Physically natural metric-measure Lindbladian ensembles and their learning hardness
Caisheng Cheng, Ruicheng Bao
TL;DR
This work analyzes how well one can infer the noise and dissipation structure in open quantum systems described by GKSL Lindbladians from finite-time measurement statistics. It introduces two physically motivated random Lindbladian ensembles via a linear parametrization around a reference generator and extends SQ/QPStat learning frameworks to open-system dynamics, proving exponential lower bounds on average-case learning in the parameter dimension $M$. The authors derive a Porter-Thomas-type open-system mean distance $m_0>0$ through linear-response theory and verify it in a local amplitude-damping model, linking high-dimensional concentration to intrinsic learning hardness.
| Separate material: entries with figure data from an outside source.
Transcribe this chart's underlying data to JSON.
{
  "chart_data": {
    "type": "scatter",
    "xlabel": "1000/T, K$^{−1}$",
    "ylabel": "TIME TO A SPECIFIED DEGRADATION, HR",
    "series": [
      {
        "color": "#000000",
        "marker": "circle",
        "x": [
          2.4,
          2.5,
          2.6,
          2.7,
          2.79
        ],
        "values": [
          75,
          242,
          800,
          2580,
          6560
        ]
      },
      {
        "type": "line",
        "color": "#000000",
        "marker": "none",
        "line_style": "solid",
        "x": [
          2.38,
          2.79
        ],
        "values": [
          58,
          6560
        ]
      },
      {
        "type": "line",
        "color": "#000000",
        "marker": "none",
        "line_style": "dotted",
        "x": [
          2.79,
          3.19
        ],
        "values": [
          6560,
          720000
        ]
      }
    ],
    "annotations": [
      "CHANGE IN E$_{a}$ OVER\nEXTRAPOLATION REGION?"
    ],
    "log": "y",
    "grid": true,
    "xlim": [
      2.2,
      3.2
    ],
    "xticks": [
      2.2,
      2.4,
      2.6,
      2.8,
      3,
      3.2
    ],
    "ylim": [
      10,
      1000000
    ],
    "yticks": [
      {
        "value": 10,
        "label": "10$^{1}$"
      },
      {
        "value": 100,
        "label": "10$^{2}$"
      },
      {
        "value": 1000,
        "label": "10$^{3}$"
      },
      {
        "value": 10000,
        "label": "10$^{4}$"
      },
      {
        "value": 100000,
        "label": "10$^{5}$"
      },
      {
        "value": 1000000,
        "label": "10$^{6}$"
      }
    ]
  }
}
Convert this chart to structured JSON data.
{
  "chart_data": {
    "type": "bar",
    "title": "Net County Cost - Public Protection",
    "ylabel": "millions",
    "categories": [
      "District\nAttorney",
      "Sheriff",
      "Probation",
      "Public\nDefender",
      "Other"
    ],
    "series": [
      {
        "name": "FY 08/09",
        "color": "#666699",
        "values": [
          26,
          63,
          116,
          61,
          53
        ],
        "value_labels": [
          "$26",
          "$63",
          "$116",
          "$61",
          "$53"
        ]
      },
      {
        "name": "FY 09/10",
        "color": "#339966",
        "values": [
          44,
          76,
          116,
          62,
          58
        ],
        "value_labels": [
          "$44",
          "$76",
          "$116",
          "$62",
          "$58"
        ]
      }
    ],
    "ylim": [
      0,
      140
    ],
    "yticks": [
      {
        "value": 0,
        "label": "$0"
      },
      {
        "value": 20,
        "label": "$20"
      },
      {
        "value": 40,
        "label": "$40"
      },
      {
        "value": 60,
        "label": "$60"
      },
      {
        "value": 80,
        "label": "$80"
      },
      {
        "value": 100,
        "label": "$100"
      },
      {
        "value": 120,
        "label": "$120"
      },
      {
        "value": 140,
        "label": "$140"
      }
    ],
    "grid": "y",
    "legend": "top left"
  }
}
They further translate these results into cryptographic primitives, constructing two Lindbladian-PUF protocols (distribution-level and tomography-based) whose security follows from SQ/QPStat hardness. Collectively, the paper provides a rigorous open-system analogue of unitary design and pseudorandomness concepts, with concrete physical models and explicit relationships between perturbations, concentration, and learnability that have implications for noise characterization, quantum cryptography, and potential hardware validation.
Abstract
In open quantum systems, a basic question at the interface of quantum information, statistical physics, and many-body dynamics is how well can one infer the structure of noise and dissipation generators from finite-time measurement statistics alone. Motivated by this question, we study the learnability and cryptographic applications of random open-system dynamics generated by Lindblad-Gorini-Kossakowski-Sudarshan (GKSL) master equations. Working in the affine hull of the GKSL cone, we introduce physically motivated ensembles of random local Lindbladians via a linear parametrisation around a reference generator. On top of this geometric structure, we extend statistical query (SQ) and quantum-process statistical query (QPStat) frameworks to the open-system setting and prove exponential (in the parameter dimension $M$) lower bounds on the number of queries required to learn random Lindbladian dynamics. In particular, we establish average-case SQ-hardness for learning output distributions in total variation distance and average-case QPStat-hardness for learning Lindbladian channels in diamond norm. To support these results physically, we derive a linear-response expression for the ensemble-averaged total variation distance and verify the required nonvanishing scaling in a random local amplitude-damping chain. Finally, we design two Lindbladian physically unclonable function (Lindbladian-PUF) protocols based on random Lindbladian ensembles with distribution-level and tomography-based verification, thereby providing open-system examples where learning hardness can be translated into cryptographic security guarantees.